Entrega final Objeto-espaço-vestível-dialógico
No começo tinha me frustrado pela simplicidade de sua estrutura, porém depois percebi que esse foi o fator crucial para que o objeto construído ganhasse vida, pois eram as pessoas que davam vida a ele da maneira que quisessem. Ele determina um mínimo e deixa liberdade, é apenas a “espinha dorsal” que dá matriz à criatividade.
O processo foi longo: a dificuldade de elaboração de uma ideia, o protótipo em escala que não resolvia as "questões estruturais", a dificuldade de encontrar soluções práticas, os testes e a mobilização de muitas pessoas permitiram que o projeto chegasse enfim ao mundo sensível e saísse do mundo das ideias.
Ele foi pensado com o principio básico de manipulação das ações do outro, porém ao longo das experimentações percebi que uma interpretação o levava mais além. O uso do objeto por duas pessoas era uma metáfora para os relacionamentos. Não importa se for entre mãe e filhos (como eu havia pensado), amigos ou namorados, relações exigem respeito, conversa, abnegação e empatia. Assim como no objeto, não dá pra achar que apenas suas vontades prevalecem, é preciso haver recepção e reciprocidade, ser quem comanda o movimento e também ceder e permitir ser comandado, descobrindo assim coisas que não havia percebido.
A relação com o espaço foi minha maior dificuldade, pois precisava ir além de só estar inserida nele.

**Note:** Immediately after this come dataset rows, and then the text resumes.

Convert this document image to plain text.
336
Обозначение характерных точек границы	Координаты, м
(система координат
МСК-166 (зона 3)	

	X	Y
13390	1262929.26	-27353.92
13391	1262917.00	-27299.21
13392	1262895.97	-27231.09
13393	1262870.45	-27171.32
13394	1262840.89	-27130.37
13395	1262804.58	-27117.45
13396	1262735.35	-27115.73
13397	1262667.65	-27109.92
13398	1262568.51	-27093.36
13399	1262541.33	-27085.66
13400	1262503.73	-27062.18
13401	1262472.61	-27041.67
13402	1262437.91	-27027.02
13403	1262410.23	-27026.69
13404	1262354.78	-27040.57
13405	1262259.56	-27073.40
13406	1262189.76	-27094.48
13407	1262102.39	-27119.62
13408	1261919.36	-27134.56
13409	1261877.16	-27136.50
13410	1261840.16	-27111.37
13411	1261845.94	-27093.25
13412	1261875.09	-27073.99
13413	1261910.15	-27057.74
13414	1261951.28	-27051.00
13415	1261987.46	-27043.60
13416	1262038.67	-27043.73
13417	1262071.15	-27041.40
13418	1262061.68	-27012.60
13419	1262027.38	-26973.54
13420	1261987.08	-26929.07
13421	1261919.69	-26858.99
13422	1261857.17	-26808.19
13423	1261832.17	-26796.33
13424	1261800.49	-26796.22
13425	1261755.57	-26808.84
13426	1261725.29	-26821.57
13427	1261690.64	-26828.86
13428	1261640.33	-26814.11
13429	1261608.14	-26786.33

Por isso cabe ressaltar que quando somos seres individuais temos uma percepção do espaço, porém quando nos agregamos ao outro, nos tornamos um ser único cujas proporções nos fazem ter que interagir com o meio de forma diferente, carecendo de diálogo e sincronia para realizar pequenos movimentos como andar ou por que não tomar um café?
O vídeo demonstra essa comparação entre o objeto e as relações a medida que a estrutura se embola e se torna difícil quando a relação também está difícil, cabendo cumplicidade para funcionar. Com ajuda de uma grande amiga dominadora das artes cênicas, Annabelle Lithg (anotem esse nome), esse foi o resultado final.
O objeto fica guardado para que, em cada novo uso por pessoas diferentes, novas interpretações surjam. Fiquei feliz com o resultado e com capacidade de transformar uma coisa ordinária em "extra-ordinária" como diria Hertzberger.
Ps.: o objeto foi feito com matéria prima local diretamente do quintal de casa kkk.